LLMs shine when acting as a 'knowledge extruder'—shaping well-documented, 'in-distribution' concepts into specific code. They fail when the core task is novel problem-solving where deep thinking, not code generation, is the bottleneck. In these cases, the code is the easy part.
The next IDE evolution will transform the codebase into a dynamic 'metadata backbone'. By capturing a continuous history of edits and conversations, it will allow all context—discussions, decisions, feedback—to be permanently anchored to specific lines of code, unlike today's static, snapshot-based Git workflows.
Despite the rise of terminal-based AI, IDEs remain essential because source code is meant for human consumption. Visual interfaces are the best way for developers to review, understand, and build context around what AI agents produce, preventing the 'death of the IDE'.
The IDE Zed was built for synchronous, Figma-like human collaboration to overcome asynchronous Git workflows. This foundation of real-time, in-code presence serendipitously created the perfect environment for integrating AI agents, which function as just another collaborator in the same shared space.

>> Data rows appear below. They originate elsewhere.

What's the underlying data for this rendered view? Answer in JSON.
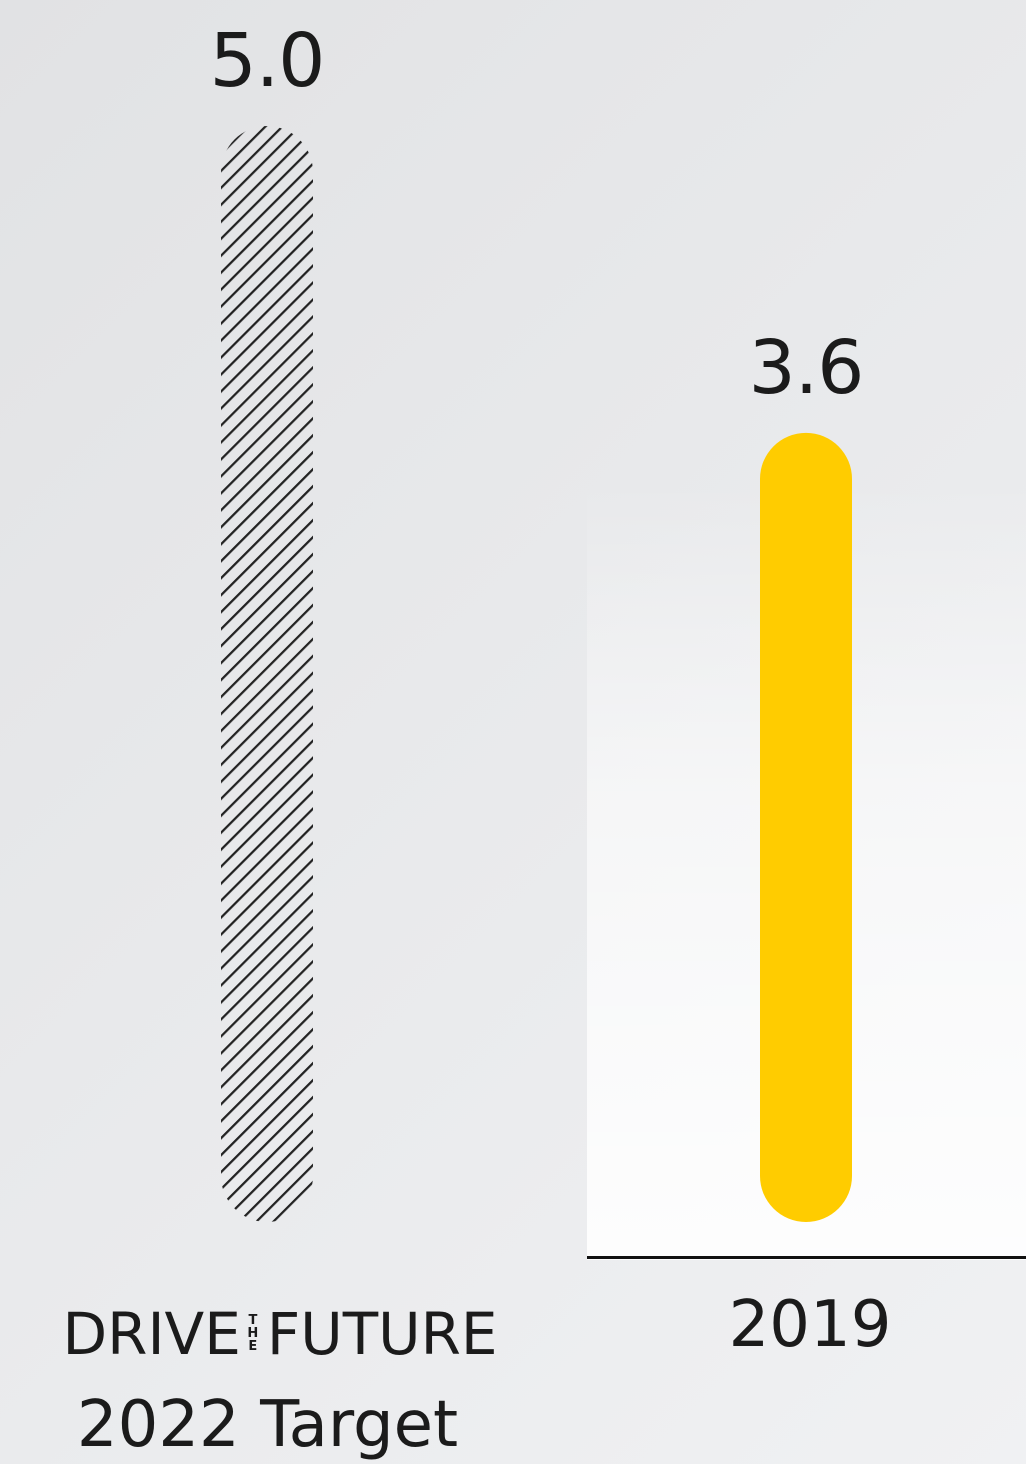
{
  "chart_data": {
    "type": "bar",
    "categories": [
      "DRIVE THE FUTURE 2022 Target",
      "2019"
    ],
    "values": [
      5.0,
      3.6
    ],
    "value_labels": [
      "5.0",
      "3.6"
    ],
    "ylim": [
      0,
      5.0
    ],
    "grid": false,
    "legend": "none"
  },
  "labels": {
    "brand_left": "DRIVE",
    "brand_the": "THE",
    "brand_right": "FUTURE",
    "target": "2022 Target",
    "year": "2019"
  },
  "colors": {
    "actual_bar": "#FFCC00",
    "target_hatch": "#222222",
    "axis": "#111111"
  },
  "styles": {
    "target_bar": "hatched",
    "actual_bar": "solid"
  }
}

Zed founder Nathan Sobo's first IDE, Atom, used web technologies (creating Electron) for maximum extensibility. This drove rapid adoption but hit a performance wall that required a complete rewrite. Performance cannot be added later; it's baked into the initial architecture choice.
Future coding interfaces will move beyond read-only chat logs. They will treat the AI conversation as an editable 'multi-buffer'—a new type of document that aggregates code snippets from across a project. This will allow developers to directly manipulate code within the conversational flow itself.
A new risk for engineering leaders is becoming a 'vibe coding boss': using AI to set direction but misjudging its output as 95% complete when it's only 5%. This burdens the team with cleaning up a 'big mess of slop' rather than accelerating development.
Instead of building a walled-garden AI, the Zed IDE created the Agent Client Protocol (ACP), allowing any coding agent to integrate. This 'Switzerland' strategy, modeled after the Language Server Protocol, lets Zed benefit from all AI innovation rather than competing against it, even attracting competitors like JetBrains to adopt the standard.